Bullying: Against the law or not, you don’t want it
  • leadership
  • Blog post

Bullying: Against the law or not, you don’t want it

If you’re a pro football fan — and even if you’re not — you’ve probably heard the rumblings about the alleged bullying of a rookie player that went on in the Miami Dolphins’ locker room.

And maybe these reports have got you asking yourself: Are any of the employees I manage silently putting up with a bully or bullies right in this workplace? That is to say, are any of these folks being repeatedly abused or humiliated, verbally or nonverbally, by a co-worker?

Not always a legal issue
First of all, we hope that’s not the case. Second, if it is, it’s not necessarily a legal issue. Bullying as such isn’t against federal or state law (at least not yet), unless the victim is being bullied for belonging to a group that is protected under anti-discrimination law — like women, racial minorities, the elderly, the disabled, and so on.

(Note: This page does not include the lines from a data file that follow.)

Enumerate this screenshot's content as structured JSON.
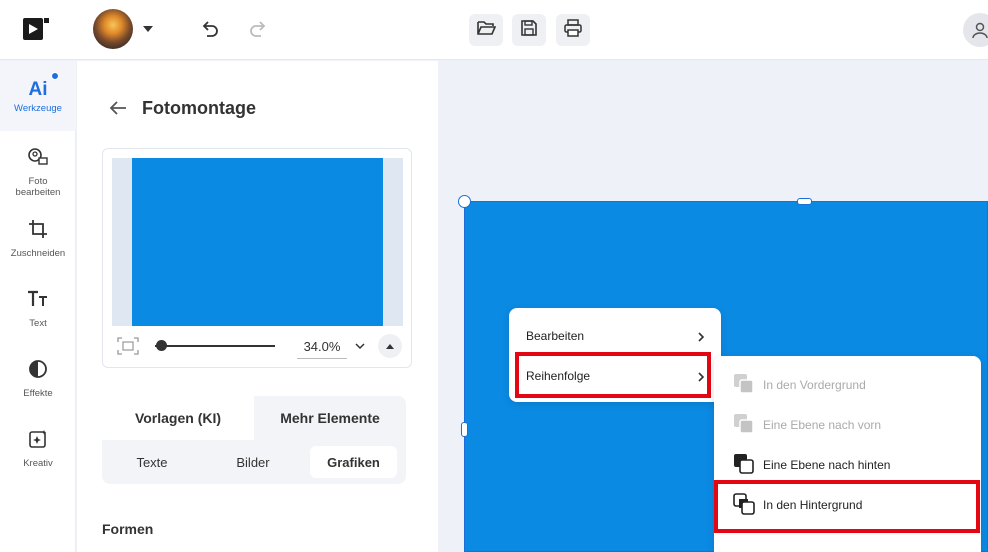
{
  "header": {
    "app_icon": "app-logo-icon",
    "undo_icon": "undo-icon",
    "redo_icon": "redo-icon",
    "file_buttons": [
      "folder-open-icon",
      "save-icon",
      "print-icon"
    ],
    "user_icon": "user-icon"
  },
  "rail": {
    "ai": {
      "glyph": "Ai",
      "label": "Werkzeuge"
    },
    "items": [
      {
        "label": "Foto bearbeiten",
        "icon": "photo-edit-icon"
      },
      {
        "label": "Zuschneiden",
        "icon": "crop-icon"
      },
      {
        "label": "Text",
        "icon": "text-icon"
      },
      {
        "label": "Effekte",
        "icon": "effects-icon"
      },
      {
        "label": "Kreativ",
        "icon": "creative-icon"
      }
    ]
  },
  "panel": {
    "title": "Fotomontage",
    "zoom": "34.0%",
    "tabs": [
      "Vorlagen (KI)",
      "Mehr Elemente"
    ],
    "active_tab": "Mehr Elemente",
    "subtabs": [
      "Texte",
      "Bilder",
      "Grafiken"
    ],
    "active_subtab": "Grafiken",
    "section": "Formen"
  },
  "context_menu": {
    "items": [
      "Bearbeiten",
      "Reihenfolge"
    ],
    "submenu": [
      {
        "label": "In den Vordergrund",
        "enabled": false
      },
      {
        "label": "Eine Ebene nach vorn",
        "enabled": false
      },
      {
        "label": "Eine Ebene nach hinten",
        "enabled": true
      },
      {
        "label": "In den Hintergrund",
        "enabled": true
      }
    ]
  },
  "colors": {
    "accent": "#1d6fe0",
    "canvas_fill": "#0b8ae3",
    "highlight": "#e30613"
  }
}
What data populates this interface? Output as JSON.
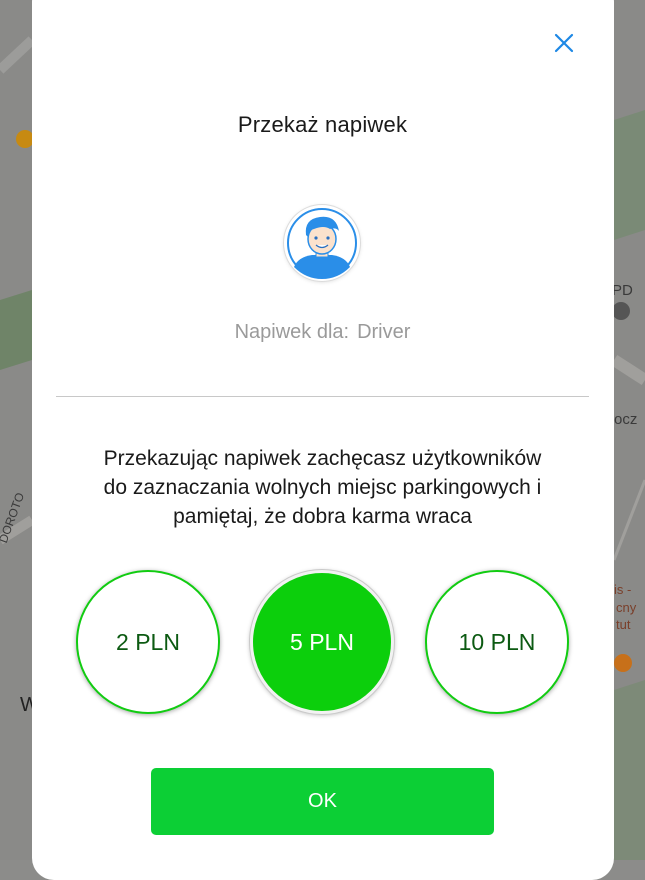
{
  "map": {
    "labels": [
      "PD",
      "ocz",
      "is -",
      "cny",
      "tut",
      "DOROTO",
      "W"
    ]
  },
  "dialog": {
    "title": "Przekaż napiwek",
    "recipient_prefix": "Napiwek dla:",
    "recipient_name": "Driver",
    "message_lines": [
      "Przekazując napiwek zachęcasz użytkowników",
      "do zaznaczania wolnych miejsc parkingowych i",
      "pamiętaj, że dobra karma wraca"
    ],
    "amounts": [
      "2 PLN",
      "5 PLN",
      "10 PLN"
    ],
    "selected_amount": "5 PLN",
    "ok_label": "OK"
  },
  "colors": {
    "accent_green": "#0ccf0c",
    "ok_green": "#0ccf35",
    "close_blue": "#1e88e5",
    "amount_text_dark": "#0c5a12"
  },
  "icons": {
    "close": "close-icon",
    "avatar": "driver-avatar-icon"
  }
}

But third, and most critically, it doesn’t matter whether it’s against the law or not. You don’t want it!

Why? There are lots of reasons:

  • Tolerating a bully encourages others to engage in bullying behavior
  • Bullying can create unwanted turnover by driving productive employees away
  • The existence of bullying sends a message that managers don’t know and/or care about what’s happening in the workplace
  • Employers who fail to take bullying seriously give ammunition to advocates of anti-bullying laws that would make managing the workplace even more legally fraught than it already is.

Spotting the signs
Your employer may have a policy on bullying, and of course you should adhere to it. But you can also be proactive in spotting bullies before their behavior causes serious problems for the organization. You may suspect a person is being bullied when you notice that:

1. The person seems especially downhearted on Monday morning. When people dread coming to work, it’s may be because a bully is tormenting them.
2. A specific co-worker frequently criticizes the person. Bullies often hold their targets to a different standard than the one they apply to others.
3. A co-worker shouts or yells at the person. This is separate from bullying-by-criticism, which can be delivered in what seems to be a civil tone. One of the chief behavioral characteristics of bullies is their use of a raised voice to cow or frighten their victim.
4. A co-worker keeps a catalog — mental or physical — of the person’s mistakes and frequently refers to them.
5. The person’s belongings or work equipment are tampered with. Sabotage is another classic bullying tactic.
6. There’s a lot of malicious gossip circulating about the person. Bullying can be covert, too.